C'est au Musée de la Création Franche et à un partage Facebook que je dois cette nouvelle découverte
« Ce qui était typique pour nous, les enfants manouches, c’était de fabriquer des petites caravanes avec des morceaux de bois et on se mettait dedans. On jouait les grands manouches. Sinon quand j’étais petite, je jouais avec n’importe quoi, toute sorte de bricoles mais j’avais eu trois poupées. J’en avais une que j’aimais plus que les autres parce qu’elle était blonde. Je l’avais appelée « Blonda ». Je ne me souviens plus du nom des autres poupées, mais du sien, très bien. Lorsque je partais faire mon numéro au cirque, j’avais toujours peur que mes poupées aient froid. Cela me peinait de les laisser seules car pour moi, elles étaient comme des enfants. Comme j’étais petite, je croyais que mes poupées vivaient et de peur qu’elles prennent froid, je les couvrais».
Il n’est pas vraiment dans les coutumes des tziganes de peindre. Leur culture c’est plutôt la musique, le chant et la danse. Mais Mona aimait le dessin depuis toute petite. Quand elle avait le temps elle allait à l’intérieur du cirque vide et s’amusait à dessiner avec des bouts de bois dans la sciure de la piste du cirque. Parfois elle dessinait avec des crayons, mais elle n’en avait pas toujours car ses parents n’étaient pas très riches, ou alors elle allumait des allumettes, ce qui faisait un peu de charbon de bois, et elle dessinait avec. Sauf qu’il fallait souvent allumer et éteindre la flamme, ce qui devenait fatigant à la longue. Laissons Mona revenir dans ses souvenirs à l’âge de ses douze, treize ans.
« Un jour j’ai acquis une gouache. Je ne sais plus comment je l’ai obtenue, ce n’est pas important. J’étais fascinée et je me suis mis à faire de la peinture à l’eau sur du papier et des cartons, enfin sur tout ce qui me tombait sous la main, sauf les toiles car elles étaient trop chères. Je reproduisais beaucoup les visages par exemple celui de Dalida que j’aimais beaucoup. Mais j’aimais aussi beaucoup peindre la nature, les fleurs… »

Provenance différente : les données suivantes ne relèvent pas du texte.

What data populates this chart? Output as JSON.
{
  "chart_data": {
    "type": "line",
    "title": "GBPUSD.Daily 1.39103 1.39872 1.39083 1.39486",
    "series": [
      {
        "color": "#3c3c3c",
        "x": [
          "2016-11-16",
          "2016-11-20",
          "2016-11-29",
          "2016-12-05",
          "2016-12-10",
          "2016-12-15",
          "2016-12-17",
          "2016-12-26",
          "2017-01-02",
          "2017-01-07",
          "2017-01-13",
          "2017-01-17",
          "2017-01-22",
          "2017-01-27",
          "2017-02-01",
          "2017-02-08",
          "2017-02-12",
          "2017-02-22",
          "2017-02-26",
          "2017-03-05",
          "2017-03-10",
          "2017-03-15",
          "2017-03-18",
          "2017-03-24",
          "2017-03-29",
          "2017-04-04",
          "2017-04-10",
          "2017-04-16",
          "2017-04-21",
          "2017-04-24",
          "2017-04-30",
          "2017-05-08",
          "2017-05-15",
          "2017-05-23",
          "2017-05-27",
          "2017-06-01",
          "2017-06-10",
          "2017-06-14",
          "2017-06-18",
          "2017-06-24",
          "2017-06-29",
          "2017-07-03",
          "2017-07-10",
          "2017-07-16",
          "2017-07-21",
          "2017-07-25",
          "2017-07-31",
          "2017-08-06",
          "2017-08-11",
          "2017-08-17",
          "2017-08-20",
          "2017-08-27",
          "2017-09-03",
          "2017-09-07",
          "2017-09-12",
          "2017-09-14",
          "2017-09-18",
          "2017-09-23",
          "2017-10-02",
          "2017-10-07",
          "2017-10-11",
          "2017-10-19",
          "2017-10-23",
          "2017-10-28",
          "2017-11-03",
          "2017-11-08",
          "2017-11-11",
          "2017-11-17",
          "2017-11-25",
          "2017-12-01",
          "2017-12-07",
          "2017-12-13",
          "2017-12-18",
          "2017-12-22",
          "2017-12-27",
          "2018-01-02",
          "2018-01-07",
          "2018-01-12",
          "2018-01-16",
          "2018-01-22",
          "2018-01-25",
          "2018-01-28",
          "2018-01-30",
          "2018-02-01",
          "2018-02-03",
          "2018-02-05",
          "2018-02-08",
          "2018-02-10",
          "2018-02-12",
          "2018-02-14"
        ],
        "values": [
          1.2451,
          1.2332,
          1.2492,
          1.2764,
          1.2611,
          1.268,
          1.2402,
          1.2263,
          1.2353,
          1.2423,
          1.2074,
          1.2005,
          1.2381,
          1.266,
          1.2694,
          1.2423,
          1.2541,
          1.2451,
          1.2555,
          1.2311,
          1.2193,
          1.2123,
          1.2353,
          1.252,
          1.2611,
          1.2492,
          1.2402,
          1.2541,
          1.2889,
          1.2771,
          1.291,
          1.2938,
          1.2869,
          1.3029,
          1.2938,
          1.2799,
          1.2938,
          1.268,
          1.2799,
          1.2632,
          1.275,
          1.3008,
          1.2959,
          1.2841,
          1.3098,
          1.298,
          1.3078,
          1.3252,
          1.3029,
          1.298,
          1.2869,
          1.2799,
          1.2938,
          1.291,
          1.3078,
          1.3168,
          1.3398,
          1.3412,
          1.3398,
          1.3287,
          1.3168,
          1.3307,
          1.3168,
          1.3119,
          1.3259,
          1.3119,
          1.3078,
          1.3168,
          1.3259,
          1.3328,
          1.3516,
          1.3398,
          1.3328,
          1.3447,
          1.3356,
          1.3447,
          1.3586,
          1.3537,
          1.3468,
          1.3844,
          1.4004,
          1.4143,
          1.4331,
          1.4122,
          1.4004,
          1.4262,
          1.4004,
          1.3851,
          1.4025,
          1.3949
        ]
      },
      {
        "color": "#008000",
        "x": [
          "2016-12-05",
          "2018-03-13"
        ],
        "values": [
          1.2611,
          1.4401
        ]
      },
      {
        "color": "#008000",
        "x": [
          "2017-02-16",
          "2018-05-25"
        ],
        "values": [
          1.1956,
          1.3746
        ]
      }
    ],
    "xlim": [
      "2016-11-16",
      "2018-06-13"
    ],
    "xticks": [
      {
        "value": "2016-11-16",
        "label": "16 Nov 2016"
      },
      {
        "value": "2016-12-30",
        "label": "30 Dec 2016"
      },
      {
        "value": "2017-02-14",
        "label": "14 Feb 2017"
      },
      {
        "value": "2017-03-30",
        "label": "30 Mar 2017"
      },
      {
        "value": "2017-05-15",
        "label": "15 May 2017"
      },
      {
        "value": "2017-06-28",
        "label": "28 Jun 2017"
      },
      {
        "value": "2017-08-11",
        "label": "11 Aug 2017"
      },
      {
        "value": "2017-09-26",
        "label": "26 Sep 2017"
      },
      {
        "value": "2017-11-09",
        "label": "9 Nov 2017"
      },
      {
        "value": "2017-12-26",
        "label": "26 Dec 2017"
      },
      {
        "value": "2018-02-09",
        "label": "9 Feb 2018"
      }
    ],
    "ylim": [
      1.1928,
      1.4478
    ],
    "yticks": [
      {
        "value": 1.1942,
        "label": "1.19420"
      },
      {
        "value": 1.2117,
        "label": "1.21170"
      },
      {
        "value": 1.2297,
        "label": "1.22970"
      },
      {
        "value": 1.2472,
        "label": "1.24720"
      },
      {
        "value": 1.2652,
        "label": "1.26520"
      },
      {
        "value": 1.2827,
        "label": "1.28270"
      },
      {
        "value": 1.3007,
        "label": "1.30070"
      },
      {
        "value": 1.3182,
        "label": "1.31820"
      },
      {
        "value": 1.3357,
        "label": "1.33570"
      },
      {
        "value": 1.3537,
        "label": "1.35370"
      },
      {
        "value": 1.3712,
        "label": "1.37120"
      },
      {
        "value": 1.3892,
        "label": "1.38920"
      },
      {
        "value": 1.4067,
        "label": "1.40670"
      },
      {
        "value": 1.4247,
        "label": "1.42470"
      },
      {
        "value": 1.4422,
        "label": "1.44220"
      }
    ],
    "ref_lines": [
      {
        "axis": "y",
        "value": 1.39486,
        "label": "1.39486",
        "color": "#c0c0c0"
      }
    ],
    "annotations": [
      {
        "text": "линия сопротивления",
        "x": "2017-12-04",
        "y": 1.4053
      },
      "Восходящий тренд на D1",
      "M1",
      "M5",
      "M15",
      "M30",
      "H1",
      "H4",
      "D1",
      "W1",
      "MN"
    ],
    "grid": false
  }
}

Puis son père se retrouve dans le coma après une congestion cérébrale et il est soigné à l’hôpital de Saint-Quentin. En venant le visiter Mona s’amuse à dessiner avec des crayons gras. La chef infirmière le remarque et parce que les dessins lui plaisent, elle demande à Mona de lui peindre un tableau à l’huile. Mona est d’accord car l’infirmière était très gentille, permettant à la famille de rester à l’hôpital avec le père tant qu’ils voulaient. Elle peint donc un tableau sur la toile que l’infirmière achète. Mais là encore Mona ne se doute pas que la peinture sera son destin et qu’elle deviendra artiste peintre. Jusqu’à dix-neuf ans, elle continue à se présenter devant le public comme artiste contorsionniste et acrobate. Son père sort du coma, mais reste paralysé deux trois ans avant de mourir. Après son décès la famille met le feu au cirque et brûle tous les biens qui lui appartenaient.Un jour, un marchand passa. Impressionné par les dessins de Mona, il lui demande de lui peindre une toile. Elle peint avec les accessoires que le marchand lui procure une toile à l’huile. Le sujet est un Manouche jouant de la guitare près d’un feu et une caravane.

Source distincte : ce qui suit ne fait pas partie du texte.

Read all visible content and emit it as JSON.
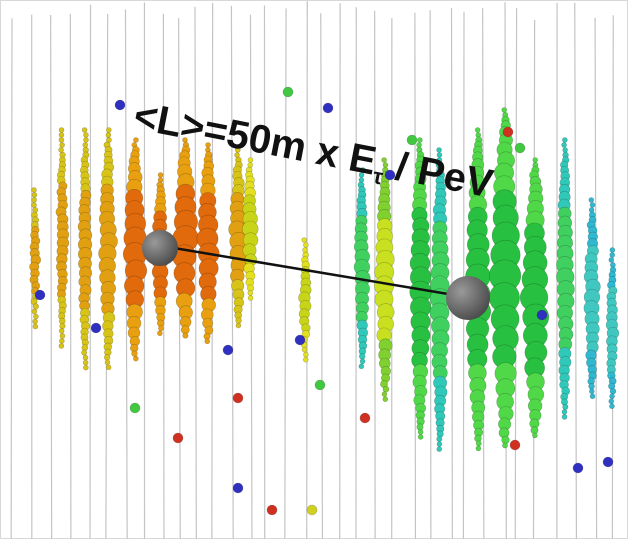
{
  "annotation": {
    "main": "<L>=50m x E",
    "subscript": "τ",
    "tail": " / PeV"
  }
}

« C’était l’ancienne vie de nos parents, un passé qui n’est pas inscrit dans les livres, de l’imaginaire, une vie qu’ils nous racontaient. Le marchand était très satisfait et il m’a donné la boîte de peinture. Depuis j’ai commencé à peindre et les gens ont commencé à s’intéresser à moi. Puis lorsque je me suis mariée j’ai arrêté de peindre car j’avais bien d’autres soucis», dit Mona.

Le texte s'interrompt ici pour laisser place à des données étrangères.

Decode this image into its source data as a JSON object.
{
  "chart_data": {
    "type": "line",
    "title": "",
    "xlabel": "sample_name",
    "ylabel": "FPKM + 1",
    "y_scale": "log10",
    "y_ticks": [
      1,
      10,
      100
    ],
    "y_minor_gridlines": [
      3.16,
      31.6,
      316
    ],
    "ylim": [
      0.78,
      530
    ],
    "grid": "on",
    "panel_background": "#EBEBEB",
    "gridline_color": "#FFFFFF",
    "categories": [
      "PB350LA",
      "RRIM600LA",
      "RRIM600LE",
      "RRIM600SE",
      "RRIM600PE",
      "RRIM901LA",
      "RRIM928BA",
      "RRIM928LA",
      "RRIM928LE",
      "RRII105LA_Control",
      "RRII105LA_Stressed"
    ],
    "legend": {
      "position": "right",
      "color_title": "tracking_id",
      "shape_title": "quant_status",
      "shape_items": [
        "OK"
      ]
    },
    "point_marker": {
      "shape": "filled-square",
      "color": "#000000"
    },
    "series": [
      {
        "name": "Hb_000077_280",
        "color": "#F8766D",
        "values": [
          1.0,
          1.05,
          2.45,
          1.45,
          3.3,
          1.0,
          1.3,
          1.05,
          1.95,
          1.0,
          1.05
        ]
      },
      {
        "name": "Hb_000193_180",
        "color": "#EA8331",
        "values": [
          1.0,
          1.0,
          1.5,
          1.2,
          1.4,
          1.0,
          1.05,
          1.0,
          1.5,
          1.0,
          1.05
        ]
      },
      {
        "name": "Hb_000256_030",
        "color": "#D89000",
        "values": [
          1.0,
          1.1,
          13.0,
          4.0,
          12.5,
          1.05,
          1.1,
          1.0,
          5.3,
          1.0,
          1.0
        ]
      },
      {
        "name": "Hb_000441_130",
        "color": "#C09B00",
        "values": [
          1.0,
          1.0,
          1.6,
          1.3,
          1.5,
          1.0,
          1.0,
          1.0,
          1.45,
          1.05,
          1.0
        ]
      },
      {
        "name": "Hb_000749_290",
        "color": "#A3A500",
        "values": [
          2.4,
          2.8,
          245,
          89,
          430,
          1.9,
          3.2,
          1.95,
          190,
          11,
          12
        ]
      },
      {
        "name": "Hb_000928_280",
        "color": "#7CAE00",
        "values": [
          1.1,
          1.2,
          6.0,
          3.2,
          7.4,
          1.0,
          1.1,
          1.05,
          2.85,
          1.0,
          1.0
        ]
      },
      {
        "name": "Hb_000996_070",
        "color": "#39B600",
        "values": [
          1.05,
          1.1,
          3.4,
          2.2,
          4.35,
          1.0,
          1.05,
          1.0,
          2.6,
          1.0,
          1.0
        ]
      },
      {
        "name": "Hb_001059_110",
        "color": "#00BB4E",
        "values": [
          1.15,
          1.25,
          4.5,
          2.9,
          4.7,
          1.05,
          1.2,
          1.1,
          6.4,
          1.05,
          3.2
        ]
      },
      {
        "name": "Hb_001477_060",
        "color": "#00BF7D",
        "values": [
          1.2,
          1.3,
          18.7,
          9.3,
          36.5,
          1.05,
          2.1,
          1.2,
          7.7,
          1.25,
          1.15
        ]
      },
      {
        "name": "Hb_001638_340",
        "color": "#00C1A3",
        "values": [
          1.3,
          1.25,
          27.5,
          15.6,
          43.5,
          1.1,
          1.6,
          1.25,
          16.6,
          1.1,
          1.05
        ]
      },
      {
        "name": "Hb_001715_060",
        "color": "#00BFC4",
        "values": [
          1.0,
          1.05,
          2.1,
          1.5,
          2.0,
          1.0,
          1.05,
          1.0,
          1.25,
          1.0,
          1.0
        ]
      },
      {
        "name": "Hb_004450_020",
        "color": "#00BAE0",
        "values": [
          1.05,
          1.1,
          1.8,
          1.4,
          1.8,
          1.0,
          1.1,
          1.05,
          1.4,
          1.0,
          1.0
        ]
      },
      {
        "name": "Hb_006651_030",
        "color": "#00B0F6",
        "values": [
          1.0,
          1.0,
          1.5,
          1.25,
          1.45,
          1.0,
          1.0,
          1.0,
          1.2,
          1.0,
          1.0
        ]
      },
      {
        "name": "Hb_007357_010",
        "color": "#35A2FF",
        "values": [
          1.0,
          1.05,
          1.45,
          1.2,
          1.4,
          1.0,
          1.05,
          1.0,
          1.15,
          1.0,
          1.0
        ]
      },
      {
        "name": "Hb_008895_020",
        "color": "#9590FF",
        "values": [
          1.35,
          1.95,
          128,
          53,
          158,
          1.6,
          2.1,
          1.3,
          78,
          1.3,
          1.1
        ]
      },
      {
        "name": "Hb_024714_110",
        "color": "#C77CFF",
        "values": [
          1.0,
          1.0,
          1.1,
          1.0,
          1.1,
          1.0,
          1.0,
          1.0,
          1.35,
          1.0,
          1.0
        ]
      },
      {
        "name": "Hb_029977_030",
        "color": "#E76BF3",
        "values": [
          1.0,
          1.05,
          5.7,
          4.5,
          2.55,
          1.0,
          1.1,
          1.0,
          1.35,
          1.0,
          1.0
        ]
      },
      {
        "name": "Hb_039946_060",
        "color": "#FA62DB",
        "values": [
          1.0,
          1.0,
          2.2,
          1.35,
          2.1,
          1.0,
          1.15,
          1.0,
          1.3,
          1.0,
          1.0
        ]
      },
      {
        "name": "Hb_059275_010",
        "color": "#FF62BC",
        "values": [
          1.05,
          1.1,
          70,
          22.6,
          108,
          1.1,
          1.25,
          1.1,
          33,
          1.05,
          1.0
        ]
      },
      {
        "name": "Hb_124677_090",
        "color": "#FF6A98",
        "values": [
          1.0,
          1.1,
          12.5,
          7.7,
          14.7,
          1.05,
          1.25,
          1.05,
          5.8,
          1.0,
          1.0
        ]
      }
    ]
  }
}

Le bouleversement vient le jour de ses cinquante deux ans. Son mari Matéo et ses enfants lui offre un grand paquet enveloppé de papier. Clairvoyante, Mona en devine le contenu.
« Lorsqu’ils sont arrivés avec le paquet, je savais qu’il y avait dedans des accessoires de peinture. Je le voyais à travers le papier, tout : les pinceaux, la toile, les couleurs. C’était pour que je me remette à peindre et je remercie ma famille de ce geste ».
Mona s’est remise à peindre avec passion et le succès vient rapidement. Elle peint les motifs de la vie des manouches: les caravanes, le feu, le soleil, les fleurs, tout ce qui est proche de la nature et qui bouge car les gens du voyage se déplacent tout le temps.
Les maisons ne font pas vraiment partie de ses motifs parce que Mona n’a jamais vécu dans une maison. Quand un jour elle est venue à l’école, l’enfermé lui faisait peur, l’espace lui manquait. L’artiste ne connait pas les peintres et ne sais pas lire, elle peint par amour des couleurs."